I had been drawing for so long that my sense of self had become entwined with my art. As my artistic block set in, self doubt naturally followed. To question my originality as an artist was like questioning everything that I was. If I did not possess the magical gift to create beautiful masterpieces then maybe I was nothing.

The more time I spent searching for this magical gift within myself, the more discouraged I became. Soon enough finding the courage to draw became unbearingly difficult. Each drawing was a new piece of evidence that I didn’t have what it takes to be an artist. I couldn’t face my lack of original thought or lack of skill. I couldn’t face myself. So, I stopped. What came next was worse than any fear I had ever faced. My hands ached with a desire that my personal demons would not  let me satisfy.

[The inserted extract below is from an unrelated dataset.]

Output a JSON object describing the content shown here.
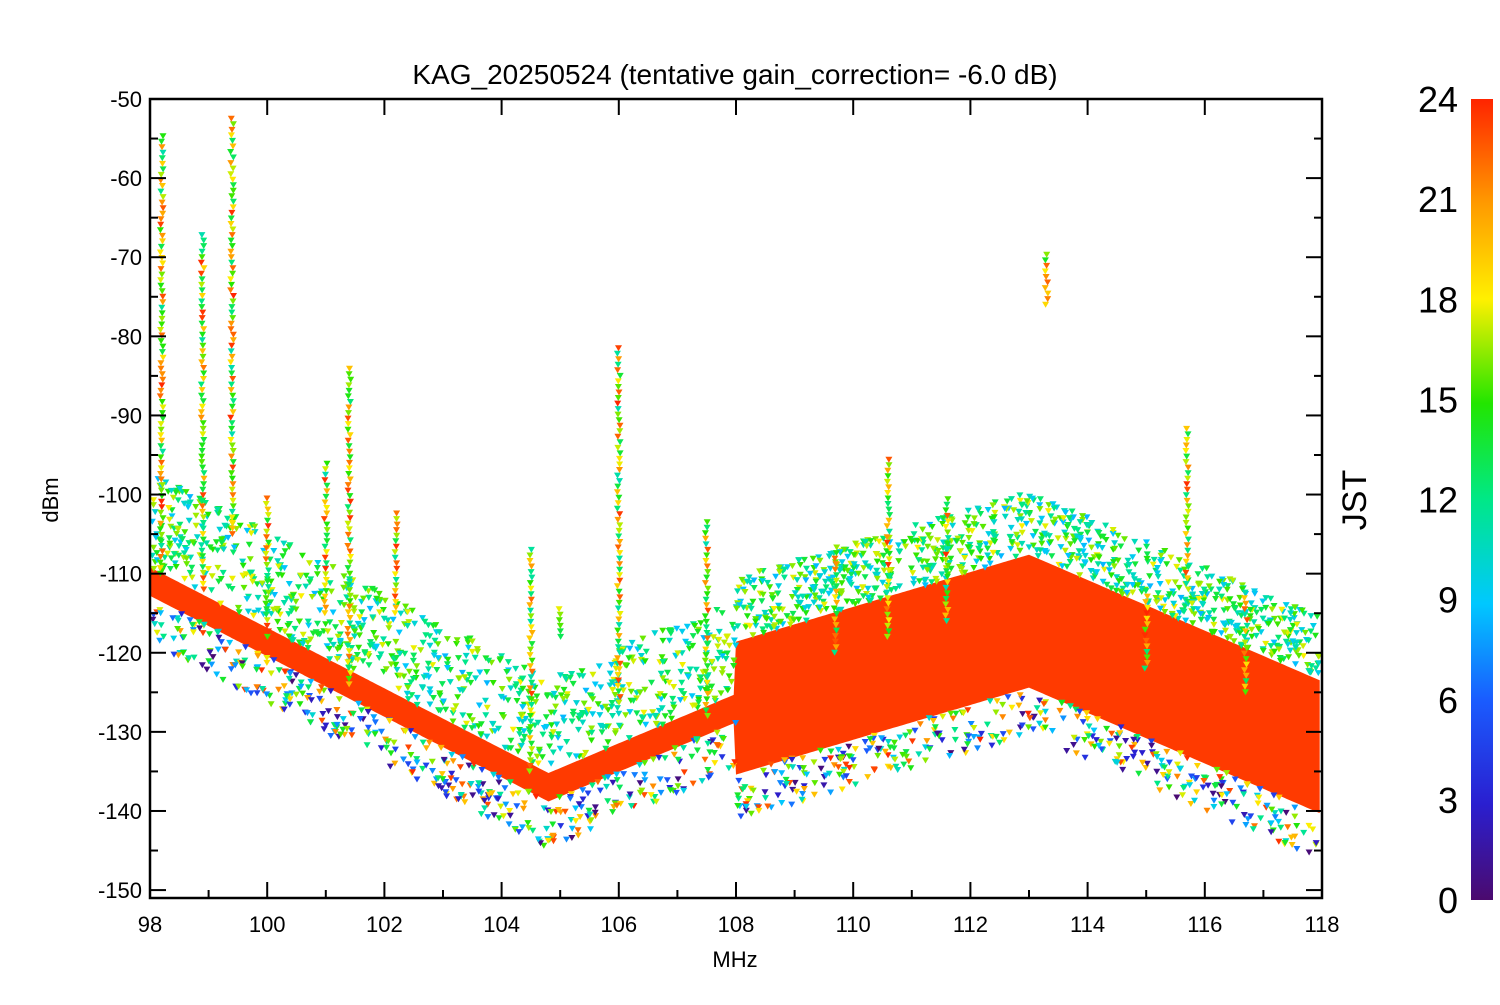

My heart mourned for the death of my passion. The need to be creative never went away, but I stopped all the same. In the process I began to lose myself.

In an attempt to hold onto what was left of me, I desperately clung to my hobbies of sewing and jewelry making. It would sooth the ache in my hands for a time, but it wasn’t the same. I had always expressed myself through drawing. Pencil and paper was my first language. Arts and crafts was a language I knew well, but it would never feel as natural or expressive to me. In the end it was the fear of completely losing myself that brought me back from the ashes. If I quit, who will I be?

It might be unhealthy to place so much of myself within my craft, but I’ve heard it said that to be an artist is to be a little insane. In Art & Fear by David Bayles and Ted Orland they call it fear of annihilation. You may have seen this fear manifest in some of your artist friends that will obsessively pump out an abundant quantity of work. It is when an artist puts so much of their self worth in their ability to produce art that not working is equatable to a metaphorical death. Perhaps one day I might be able to find a happy balance between self perseverance and art making. For now I prefer the motivation. Today I choose to live.